I ended up adding the IMDb link for each movie to the list of the movies that I had.

Crawling Data

Tools: Beautifulsoup, Requests, URLlib, JSON, vanilla Python, and other Python tools.
I created a tool (Movie Info Finder) as an API that crawls the websites in the following order:

Crawls the IMDb page of the movie and gets movie full name, year, and IMDb rating.
Searches for the movie on Metacritic using the movie name, and finds the exact movie from the search results by matching the year it got from IMDb, with the year next to the movie name on Metacritic.
Gets the link to the movie page, and crawls it for the MC critics rating and the MC users rating.
Uses the same MC process with Rotten Tomatoes.
Returns a JSON object for the full movie.

Movie Info Finder

I looped on the movies list that I have with this tool and got a large JSON file that contained all movies with their data.
Building this tool was challenging as it uses a preliminary process which was time-consuming, and on top of that, Rotten Tomatoes changed their website when I finished building the tool, so I had to rebuild that part.
The tool is not as smart as I wanted, but it does the job slowly.

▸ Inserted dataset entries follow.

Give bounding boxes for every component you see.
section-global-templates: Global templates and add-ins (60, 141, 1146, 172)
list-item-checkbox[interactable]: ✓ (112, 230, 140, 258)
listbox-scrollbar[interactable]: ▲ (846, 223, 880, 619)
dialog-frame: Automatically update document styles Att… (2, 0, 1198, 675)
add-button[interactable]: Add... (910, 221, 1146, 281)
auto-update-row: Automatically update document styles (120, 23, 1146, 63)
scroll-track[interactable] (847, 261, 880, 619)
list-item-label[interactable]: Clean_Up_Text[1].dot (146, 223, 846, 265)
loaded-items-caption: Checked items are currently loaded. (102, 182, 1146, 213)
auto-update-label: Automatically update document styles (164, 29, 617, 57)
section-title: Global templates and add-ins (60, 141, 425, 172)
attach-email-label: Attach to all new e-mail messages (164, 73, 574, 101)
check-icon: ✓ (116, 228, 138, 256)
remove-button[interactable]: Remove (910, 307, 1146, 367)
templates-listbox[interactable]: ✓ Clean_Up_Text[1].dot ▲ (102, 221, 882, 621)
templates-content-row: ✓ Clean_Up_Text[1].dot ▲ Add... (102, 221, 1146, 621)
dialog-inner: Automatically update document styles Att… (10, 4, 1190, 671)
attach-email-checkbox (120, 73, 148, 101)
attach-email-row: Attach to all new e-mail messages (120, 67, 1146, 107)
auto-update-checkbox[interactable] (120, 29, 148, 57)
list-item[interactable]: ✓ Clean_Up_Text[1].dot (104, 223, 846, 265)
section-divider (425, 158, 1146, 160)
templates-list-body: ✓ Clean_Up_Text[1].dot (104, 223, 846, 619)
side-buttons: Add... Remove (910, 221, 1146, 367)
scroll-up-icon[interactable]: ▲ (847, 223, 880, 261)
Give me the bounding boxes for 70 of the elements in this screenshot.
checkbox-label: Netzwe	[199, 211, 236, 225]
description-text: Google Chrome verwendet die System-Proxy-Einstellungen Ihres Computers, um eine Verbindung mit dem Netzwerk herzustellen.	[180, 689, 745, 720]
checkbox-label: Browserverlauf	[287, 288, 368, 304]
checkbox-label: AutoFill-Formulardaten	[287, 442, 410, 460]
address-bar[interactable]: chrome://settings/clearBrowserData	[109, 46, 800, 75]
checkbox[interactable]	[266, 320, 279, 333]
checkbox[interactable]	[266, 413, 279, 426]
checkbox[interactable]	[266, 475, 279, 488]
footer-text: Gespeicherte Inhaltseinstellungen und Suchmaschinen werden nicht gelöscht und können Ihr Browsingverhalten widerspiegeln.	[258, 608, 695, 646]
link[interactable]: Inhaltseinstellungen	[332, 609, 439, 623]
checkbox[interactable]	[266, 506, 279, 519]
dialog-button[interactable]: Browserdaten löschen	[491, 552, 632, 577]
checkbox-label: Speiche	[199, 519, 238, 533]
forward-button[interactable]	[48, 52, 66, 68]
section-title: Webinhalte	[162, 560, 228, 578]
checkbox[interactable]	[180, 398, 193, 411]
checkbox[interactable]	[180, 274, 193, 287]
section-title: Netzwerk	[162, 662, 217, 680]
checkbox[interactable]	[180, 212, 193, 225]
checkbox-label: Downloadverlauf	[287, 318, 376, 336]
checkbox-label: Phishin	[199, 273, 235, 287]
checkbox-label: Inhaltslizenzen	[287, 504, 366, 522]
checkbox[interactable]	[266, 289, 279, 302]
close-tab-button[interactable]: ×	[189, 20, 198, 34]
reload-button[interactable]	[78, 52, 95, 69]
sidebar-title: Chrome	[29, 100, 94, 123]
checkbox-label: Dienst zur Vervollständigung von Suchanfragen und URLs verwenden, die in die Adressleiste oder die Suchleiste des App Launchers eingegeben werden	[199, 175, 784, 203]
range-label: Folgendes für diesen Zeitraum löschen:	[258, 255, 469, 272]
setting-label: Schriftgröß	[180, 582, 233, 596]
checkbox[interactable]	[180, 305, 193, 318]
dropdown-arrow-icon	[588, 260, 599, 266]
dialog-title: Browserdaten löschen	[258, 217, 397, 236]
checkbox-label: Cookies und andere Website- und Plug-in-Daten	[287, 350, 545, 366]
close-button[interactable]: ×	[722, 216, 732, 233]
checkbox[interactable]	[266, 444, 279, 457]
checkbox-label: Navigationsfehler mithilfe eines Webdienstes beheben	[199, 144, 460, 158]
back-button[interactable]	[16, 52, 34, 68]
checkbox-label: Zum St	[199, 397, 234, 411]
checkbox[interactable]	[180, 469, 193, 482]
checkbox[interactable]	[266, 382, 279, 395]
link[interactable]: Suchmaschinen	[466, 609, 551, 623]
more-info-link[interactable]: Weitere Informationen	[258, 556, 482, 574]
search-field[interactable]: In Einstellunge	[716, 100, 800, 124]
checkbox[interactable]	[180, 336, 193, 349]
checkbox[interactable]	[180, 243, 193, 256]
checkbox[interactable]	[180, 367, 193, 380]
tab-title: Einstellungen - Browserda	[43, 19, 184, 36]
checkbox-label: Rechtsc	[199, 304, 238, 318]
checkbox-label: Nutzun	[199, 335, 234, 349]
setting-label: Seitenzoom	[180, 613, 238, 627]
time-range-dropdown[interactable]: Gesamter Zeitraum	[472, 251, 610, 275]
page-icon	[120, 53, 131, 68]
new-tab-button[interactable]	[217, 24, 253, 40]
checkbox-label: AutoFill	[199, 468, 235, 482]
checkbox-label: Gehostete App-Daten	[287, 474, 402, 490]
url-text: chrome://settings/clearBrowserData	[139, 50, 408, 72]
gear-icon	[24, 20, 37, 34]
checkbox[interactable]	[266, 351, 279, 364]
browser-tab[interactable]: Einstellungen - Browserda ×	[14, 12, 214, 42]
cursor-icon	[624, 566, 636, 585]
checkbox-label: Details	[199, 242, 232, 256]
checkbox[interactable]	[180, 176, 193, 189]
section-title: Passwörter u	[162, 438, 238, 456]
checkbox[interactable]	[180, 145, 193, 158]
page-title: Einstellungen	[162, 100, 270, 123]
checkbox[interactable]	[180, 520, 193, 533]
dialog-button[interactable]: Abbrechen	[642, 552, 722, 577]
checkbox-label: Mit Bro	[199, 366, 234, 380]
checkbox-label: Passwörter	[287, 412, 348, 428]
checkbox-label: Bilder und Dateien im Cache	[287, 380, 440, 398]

Sorting Movies under Franchise

Tools: JSON, DiffLib: SequenceMatcher, vanilla Python, and manual work.
Since I had no way to know that a movie name is under a franchise, I had to overcome this problem.
Using python and SequenceMatcher module from Diff Lib, I looped over the JSON file that I have and tried as much as possible to match movies names under a single franchise.
The tool did almost 70% of the work, but then I had to check each movie manually to be sure of the results and fix the errors.

Building the Charts

Tools: JSON, D3JS Version 4, HTML, and CSS.
“What’s better than data, graph data”
I had a very good JSON with all movies and their data sorted by the franchise, but who likes to read?
I started using D3JS to build a multiple line chart to show all the data of the movies on a single page, which helped reading the data in just a glance on the charts.
Yet the charts were noisy with all the data on them.

Reducing the Noise

Tools: Python, JSON, D3JS Version 4, HTML, and CSS.
To remove noise from the charts, I decided to have two lines for each movie, one for the critics from all the websites, and the second is for the users of the websites.
Using Python, I looped on the JSON file calculating a score for each movie by summing the data.
The final result seems perfect.

Results

Despite the fact that a movie like “The Lord of the Rings” has a consistent rating for the trilogy (because it wasn’t first written and produced to be a trilogy), apparently, the answer to my question was: People don’t usually like sequels, production companies should really stop at the first movie.
Examples from the meter for popular movies:

Movie Info Finder

Final Thoughts

Working on this project was interesting and mentally challenged me to get the results.
I hope everyone likes this page (Sequel Movie Meter) and finds it useful for something.

[1] IMDb, Rotten Tomatoes, and Metacritic. These three websites provide five ratings: IMDb users, Metacritic critics, Metacritic users, Rotten Tomatoes critics, and Rotten Tomatoes users.